Um juízo de realidade pode ser validado com provas e documentos que o confirmem integral ou parcialmente. Pode também ser impugnado como incorreto ou falso. O que não se pode é fazer dele, por qualquer artifício lógico que seja, uma “opinião”, um juízo de valor, a expressão de uma preferência subjetiva.

Gostem ou não gostem, a representação geral de um estado de coisas é um juízo de realidade, não uma opinião. A Justiça Eleitoral há de então me impedir de publicá-lo, alegando que a emissão desse juízo de realidade favorece uma opinião contrária ao candidato “x” ou “y”? É um problema, não é mesmo?

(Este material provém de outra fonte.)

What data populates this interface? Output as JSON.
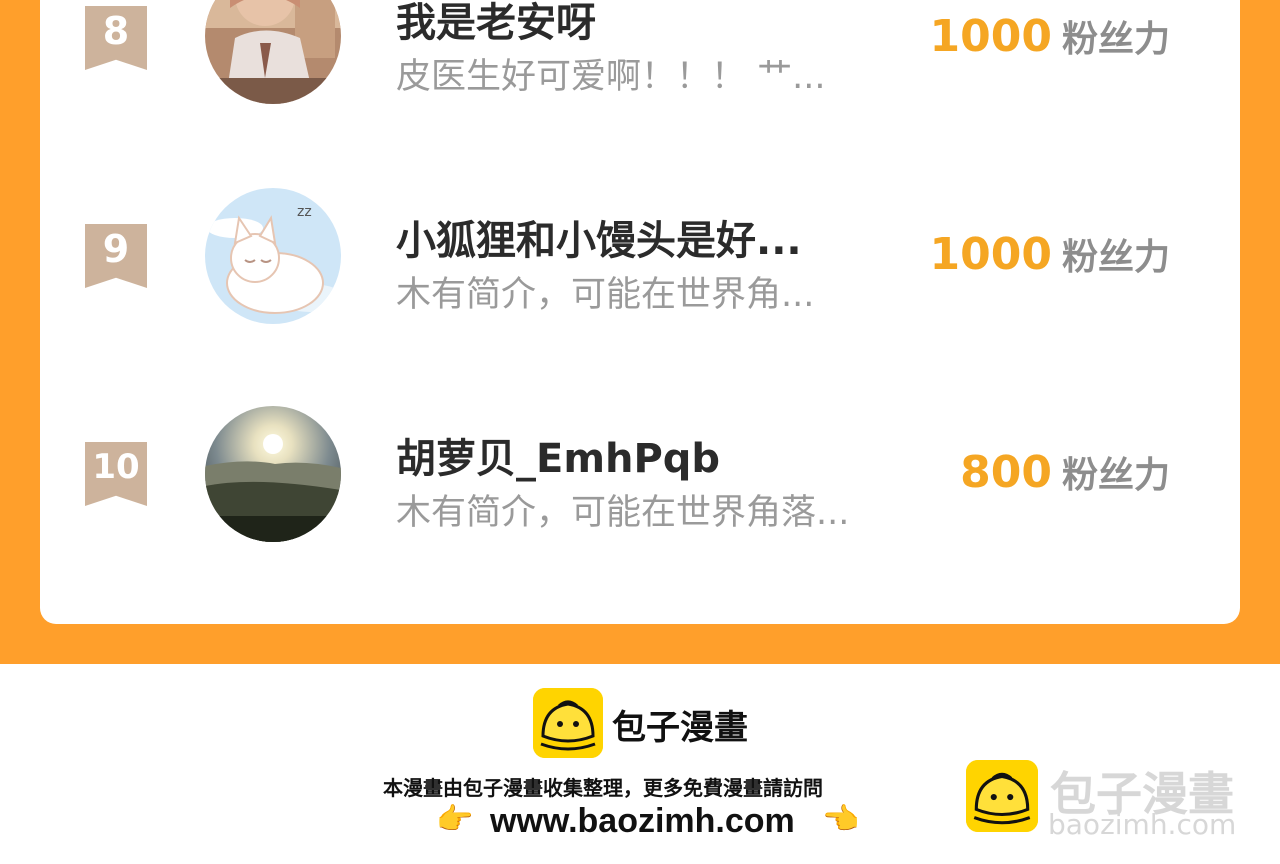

Semelhante proibição implicaria, de imediato, a censura à divulgação de qualquer fato, ou conjunto de fatos, que fizesse mal à saúde eleitoral de Fulano ou Beltrano. Logo, se um desses matasse a própria mãe, o público deveria ser privado dessa notícia até depois de confirmada a vitória ou derrota do matricida nas eleições para a Presidência da República.

Nenhuma opinião, por veemente e extremada que seja, pode danar mais a reputação de um homem do que a simples exposição de fatos que o comprometam. E não há um só jornalista neste mundo que, tendo os fatos à mão, prefira emitir opiniões. Não há um só que, podendo ferir de morte o personagem mediante uma narração ou exposição substantiva, prefira limitar-se a irritá-lo com um respingo de adjetivos.

Logo, das duas uma: ou a proibição de opiniões sobre os candidatos se estenderá à divulgação de fatos, ampliando a censura parcial em censura total, ou acabará passando ao largo da prática efetiva do jornalismo, sem afetá-la em nada exceto na imaginação dos meritíssimos inventores dessa rematada estupidez.

Ou essa lei pretende ser levada a sério, e está portanto destinada a transformar-se num instrumento de controle totalitário, ou então é apenas mais um arremedo de lei, mais uma comédia brasileira, mais uma bravata cívica pomposa e oca, sem outra utilidade senão a de dar a Suas Excelências, diante de seus respectivos espelhos mentais, a pueril satisfação narcísica de imaginar-se paladinos da democracia. Uma lei que no seu enunciado mesmo implica a distinção entre juízos de valor e juízos de realidade há de abolir essa mesma distinção ao ser aplicada? Ou, ciosa de respeitar a lógica do seu próprio texto, não poderá ser aplicada de maneira alguma?

Paupérrimo em dons divinatórios, não sei qual das duas hipóteses prevalecerá. Reduzido a apelar ao método experimental, escrevi pois este artigo para tirar isso a limpo: se vetado pela censura da Justiça Eleitoral, valerá a primeira; se liberado, a segunda. Nenhuma das duas é coisa boa. E, como diriam os escolásticos, parece que tertium non datur: não há terceira hipótese.

Mas não pensem que a armadilha lógica em que a Justiça Eleitoral nos meteu pára por aí. A vacina dos candidatos contra o risco de opiniões jornalísticas deve proteger somente a eles ou deve estender-se a seus correligionários, ajudantes, parceiros e “companheiros de viagem”? O dever de calar-me quanto ao sr. Fulano ou ao sr. Beltrano obriga-me a fazer vista grossa a toda a revolução continental que se articula bem diante dos nossos olhos? Devo abster-me de tocar no assunto durante três meses inteiros, sabendo o que significa, para os condutores de um plano revolucionário, o benefício quase divino de estarem protegidos de observação crítica durante um só dia, quanto mais durante um mês ou dois ou três? Lenin, escondido na Finlândia, jamais ousou sonhar com uma ajuda tão providencial.